Now You Tell Us? General Warns Troops: No Classified Material On Thumb Drives


Stung by the WikiLeaks release of thousands of Pentagon documents, the military has apparently just gotten around to warning troops that it’s not okay to put classified material on removable media like thumb drives, CDs and DVDs–also known as “easily lose-able media.”

Noah Shachtman writes in Wired‘s Danger Room blog that the order was issued a week ago to all troops using the Pentagon’s secret network–part of an overall strategy to tighten security and prevent further release of sensitive material. The penalty for attempting to copy documents to a disk? Court martial.

The “Cyber Control Order” was issued by the commander of Air Force Network Operations, Maj. Gen. Richard Webber:

Unauthorized data transfers routinely occur on classified networks using removable media and are a method the insider threat uses to exploit classified information. To mitigate the activity, all Air Force organizations must immediately suspend all SIPRNET data transfer activities on removable media,” the order adds.

WikiLeaks suspect Pfc. Bradley Manning has said he downloaded hundreds of thousands of files from SIPRNET onto a CD marked “Lady Gaga.”

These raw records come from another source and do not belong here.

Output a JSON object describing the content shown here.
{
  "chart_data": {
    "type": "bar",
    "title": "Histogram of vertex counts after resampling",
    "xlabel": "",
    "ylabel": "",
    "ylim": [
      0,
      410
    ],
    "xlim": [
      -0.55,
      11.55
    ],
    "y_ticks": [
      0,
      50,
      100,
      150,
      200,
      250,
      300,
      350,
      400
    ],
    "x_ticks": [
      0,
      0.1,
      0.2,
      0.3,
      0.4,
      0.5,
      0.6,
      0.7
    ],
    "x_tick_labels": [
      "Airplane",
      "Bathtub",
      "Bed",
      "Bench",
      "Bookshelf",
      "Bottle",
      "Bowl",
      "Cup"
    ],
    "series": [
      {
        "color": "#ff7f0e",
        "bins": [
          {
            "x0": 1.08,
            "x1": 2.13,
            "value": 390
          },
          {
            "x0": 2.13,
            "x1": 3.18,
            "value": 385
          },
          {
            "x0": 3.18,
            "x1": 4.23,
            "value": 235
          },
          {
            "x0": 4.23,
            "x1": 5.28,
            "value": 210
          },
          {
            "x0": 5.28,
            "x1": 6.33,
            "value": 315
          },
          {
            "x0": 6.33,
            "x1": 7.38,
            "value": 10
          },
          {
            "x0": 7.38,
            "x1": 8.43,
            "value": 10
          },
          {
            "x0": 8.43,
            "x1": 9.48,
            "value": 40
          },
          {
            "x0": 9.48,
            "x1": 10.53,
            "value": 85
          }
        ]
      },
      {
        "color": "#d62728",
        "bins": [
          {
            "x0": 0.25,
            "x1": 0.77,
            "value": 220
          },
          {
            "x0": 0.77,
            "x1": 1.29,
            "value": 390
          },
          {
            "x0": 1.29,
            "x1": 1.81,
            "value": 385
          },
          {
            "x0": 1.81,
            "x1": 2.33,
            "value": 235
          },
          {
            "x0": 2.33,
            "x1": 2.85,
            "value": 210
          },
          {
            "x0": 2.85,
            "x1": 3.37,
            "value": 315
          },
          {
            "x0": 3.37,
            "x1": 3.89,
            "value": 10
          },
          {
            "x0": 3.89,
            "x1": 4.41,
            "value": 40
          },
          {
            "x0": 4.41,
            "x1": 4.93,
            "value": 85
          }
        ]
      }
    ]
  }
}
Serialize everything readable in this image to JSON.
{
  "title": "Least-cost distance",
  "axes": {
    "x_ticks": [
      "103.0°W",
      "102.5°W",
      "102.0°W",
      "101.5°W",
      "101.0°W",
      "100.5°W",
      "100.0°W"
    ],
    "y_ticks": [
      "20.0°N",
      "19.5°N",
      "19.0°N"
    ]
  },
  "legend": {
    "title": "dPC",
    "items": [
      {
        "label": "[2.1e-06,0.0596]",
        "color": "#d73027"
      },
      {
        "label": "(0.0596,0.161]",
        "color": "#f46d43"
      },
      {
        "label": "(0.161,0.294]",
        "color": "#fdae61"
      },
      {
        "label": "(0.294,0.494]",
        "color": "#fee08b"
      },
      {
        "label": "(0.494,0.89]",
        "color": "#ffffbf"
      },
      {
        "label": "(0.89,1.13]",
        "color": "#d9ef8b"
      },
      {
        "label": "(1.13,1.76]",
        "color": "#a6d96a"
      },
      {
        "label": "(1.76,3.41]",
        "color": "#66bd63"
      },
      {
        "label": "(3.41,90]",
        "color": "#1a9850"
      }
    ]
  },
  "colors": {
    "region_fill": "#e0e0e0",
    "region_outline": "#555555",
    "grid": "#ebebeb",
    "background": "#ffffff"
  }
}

While the order could conceivably present some problems to troops who need to move electronic media as part of military operations, Wired suggests the workaround may be simple: ignoring the order.

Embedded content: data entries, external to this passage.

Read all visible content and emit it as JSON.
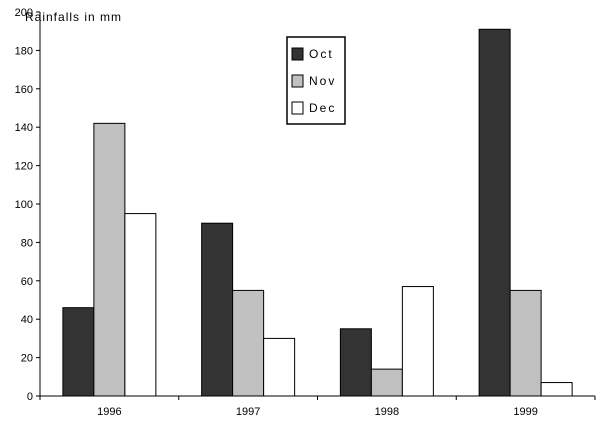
{
  "chart_data": {
    "type": "bar",
    "title": "Rainfalls in mm",
    "xlabel": "",
    "ylabel": "",
    "categories": [
      "1996",
      "1997",
      "1998",
      "1999"
    ],
    "ylim": [
      0,
      200
    ],
    "yticks": [
      0,
      20,
      40,
      60,
      80,
      100,
      120,
      140,
      160,
      180,
      200
    ],
    "grid": false,
    "legend_position": "top-center",
    "series": [
      {
        "name": "Oct",
        "color": "#333333",
        "values": [
          46,
          90,
          35,
          191
        ]
      },
      {
        "name": "Nov",
        "color": "#c0c0c0",
        "values": [
          142,
          55,
          14,
          55
        ]
      },
      {
        "name": "Dec",
        "color": "#ffffff",
        "values": [
          95,
          30,
          57,
          7
        ]
      }
    ]
  }
}
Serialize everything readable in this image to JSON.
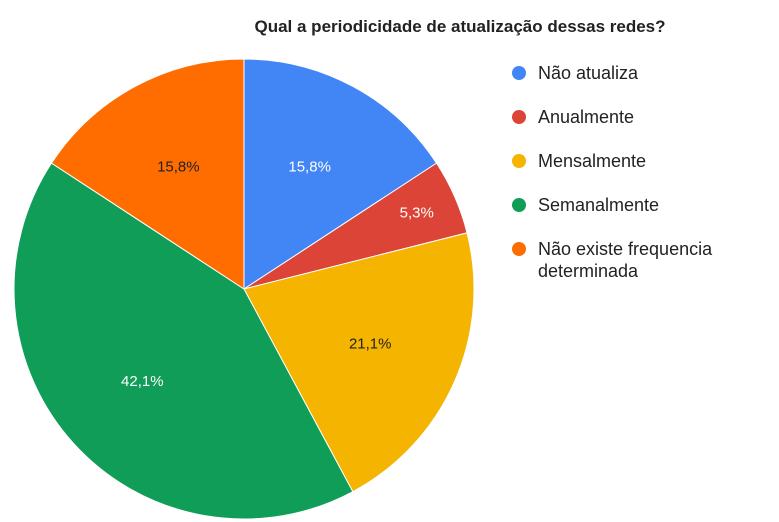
{
  "chart_data": {
    "type": "pie",
    "title": "Qual a periodicidade de atualização dessas redes?",
    "categories": [
      "Não atualiza",
      "Anualmente",
      "Mensalmente",
      "Semanalmente",
      "Não existe frequencia determinada"
    ],
    "values": [
      15.8,
      5.3,
      21.1,
      42.1,
      15.8
    ],
    "value_labels": [
      "15,8%",
      "5,3%",
      "21,1%",
      "42,1%",
      "15,8%"
    ],
    "colors": [
      "#4285f4",
      "#db4437",
      "#f4b400",
      "#0f9d58",
      "#ff6d01"
    ],
    "legend": "right"
  }
}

But to several Defense Department insiders, the steps taken so far to prevent another big secret data dump have been surprisingly small. “After all the churn…. The general perception is business as usual. I’m not kidding,” one of those insiders says. “We haven’t turned a brain cell on it.”

Tape and disk backups, as well as hard drive removals, will continue as normal in the military’s Secure Compartmented Information Facilities, where top-secret information is discussed and handled. And removable drives have been banned on SIPRNET before.